Le Grand Prix de Monaco est souvent qualifié de joyau du calendrier de la Formule 1, mais aussi de l’une des courses les plus monotones en termes de dépassements. Cette saison, la FIA a décidé de bouleverser la donne avec une nouvelle règle qui contraindra les pilotes à effectuer au minimum deux arrêts aux stands en conditions sèches. Une décision qui pourrait bien chambouler les stratégies des écuries, et notamment celles de Ferrari.
Un coup de pouce à l’action en piste
Cette nouvelle mesure intervient dans un contexte où le spectacle à Monaco est souvent critiqué. Son tracé sinueux et étroit limite considérablement les possibilités de dépassement, transformant la course en un jeu de gestion et d’attente. Avec l’obligation d’effectuer deux arrêts, les équipes devront complètement revoir leur approche stratégique, ce qui pourrait redistribuer les cartes en matière de gestion des gommes et de rythmes de course.
Même en cas de pluie, les contraintes resteront élevées : les pilotes devront utiliser au moins trois trains de pneus différents. Un changement qui pourrait engendrer encore plus de variabilité dans les stratégies et contraindre les équipes à une gestion plus agressive de leurs pneumatiques.
Des failles dans l’application du règlement ?
Toutefois, un élément clé pourrait venir nuancer l’impact de cette règle : les drapeaux rouges. Aucune disposition n’empêche pour l’instant les pilotes de changer de pneus lors d’une interruption de course sans perdre de temps aux stands. Une opportunité qui pourrait être exploitée à bon escient par certaines équipes pour minimiser l’impact des arrêts obligatoires.
De plus, toute infraction à cette nouvelle règle sera lourdement sanctionnée : une pénalité de 30 secondes sera appliquée en cas de non-respect, et si la course s’achève prématurément sans que les arrêts aient été effectués, une disqualification pure et simple pourra être prononcée.

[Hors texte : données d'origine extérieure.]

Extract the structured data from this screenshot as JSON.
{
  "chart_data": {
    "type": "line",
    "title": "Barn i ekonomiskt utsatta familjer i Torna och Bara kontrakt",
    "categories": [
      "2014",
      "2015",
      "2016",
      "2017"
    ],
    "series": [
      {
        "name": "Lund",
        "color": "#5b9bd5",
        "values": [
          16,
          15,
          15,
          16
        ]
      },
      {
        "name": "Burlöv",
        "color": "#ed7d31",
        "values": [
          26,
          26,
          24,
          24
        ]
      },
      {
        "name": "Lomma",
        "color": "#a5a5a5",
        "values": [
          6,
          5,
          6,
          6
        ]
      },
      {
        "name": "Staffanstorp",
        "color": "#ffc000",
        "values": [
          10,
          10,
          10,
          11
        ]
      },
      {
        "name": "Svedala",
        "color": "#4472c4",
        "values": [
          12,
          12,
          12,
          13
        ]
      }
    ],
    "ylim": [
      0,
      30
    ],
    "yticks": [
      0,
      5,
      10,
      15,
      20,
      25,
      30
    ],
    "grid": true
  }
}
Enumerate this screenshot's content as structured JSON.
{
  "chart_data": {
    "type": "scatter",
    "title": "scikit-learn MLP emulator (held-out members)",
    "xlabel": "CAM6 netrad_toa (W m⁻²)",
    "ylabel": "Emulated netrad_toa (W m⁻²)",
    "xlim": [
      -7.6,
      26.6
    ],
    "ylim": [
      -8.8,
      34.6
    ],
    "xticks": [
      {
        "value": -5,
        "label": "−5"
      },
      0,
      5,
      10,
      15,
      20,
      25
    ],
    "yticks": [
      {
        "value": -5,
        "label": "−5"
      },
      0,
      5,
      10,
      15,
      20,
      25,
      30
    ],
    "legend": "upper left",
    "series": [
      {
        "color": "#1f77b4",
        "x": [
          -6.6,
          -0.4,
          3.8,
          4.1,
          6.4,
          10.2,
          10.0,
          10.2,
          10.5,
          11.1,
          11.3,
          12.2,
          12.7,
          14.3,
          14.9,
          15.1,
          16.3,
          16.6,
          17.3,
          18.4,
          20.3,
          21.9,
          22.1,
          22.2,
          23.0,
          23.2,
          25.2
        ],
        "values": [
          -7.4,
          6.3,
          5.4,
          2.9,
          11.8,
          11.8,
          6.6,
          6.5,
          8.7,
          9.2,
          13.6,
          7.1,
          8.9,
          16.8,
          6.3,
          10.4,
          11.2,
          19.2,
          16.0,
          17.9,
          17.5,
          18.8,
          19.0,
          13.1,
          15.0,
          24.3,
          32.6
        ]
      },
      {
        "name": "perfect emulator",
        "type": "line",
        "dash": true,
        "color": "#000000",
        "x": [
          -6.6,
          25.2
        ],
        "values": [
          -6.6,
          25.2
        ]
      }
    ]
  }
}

Quel impact pour Ferrari ?
Pour la Scuderia Ferrari, cette évolution réglementaire nécessite une approche affûtée. L’écurie italienne, qui montre une montée en puissance cette saison, pourrait exploiter cette nouvelle contrainte pour tenter un coup stratégique. Avec Charles Leclerc, qui rêve toujours de triompher à domicile, et Carlos Sainz, maître dans la gestion des pneus, Ferrari pourrait jouer sur des fenêtres d’arrêts décalées afin de maximiser son potentiel.
Reste à voir comment l’équipe de stratégie de Maranello interprétera cette nouvelle contrainte. Car si Ferrari veut capitaliser sur ce règlement, il faudra éviter toute approximation dans le timing des arrêts et s’adapter rapidement à toute interruption ou rebondissement en course.
Une chose est sûre : ce Grand Prix de Monaco s’annonce plus imprévisible que jamais. Et pour Ferrari, l’opportunité est belle de montrer sa capacité d’adaptation et son sens tactique dans l’un des rendez-vous les plus glamour, mais aussi les plus piégeux, de la saison.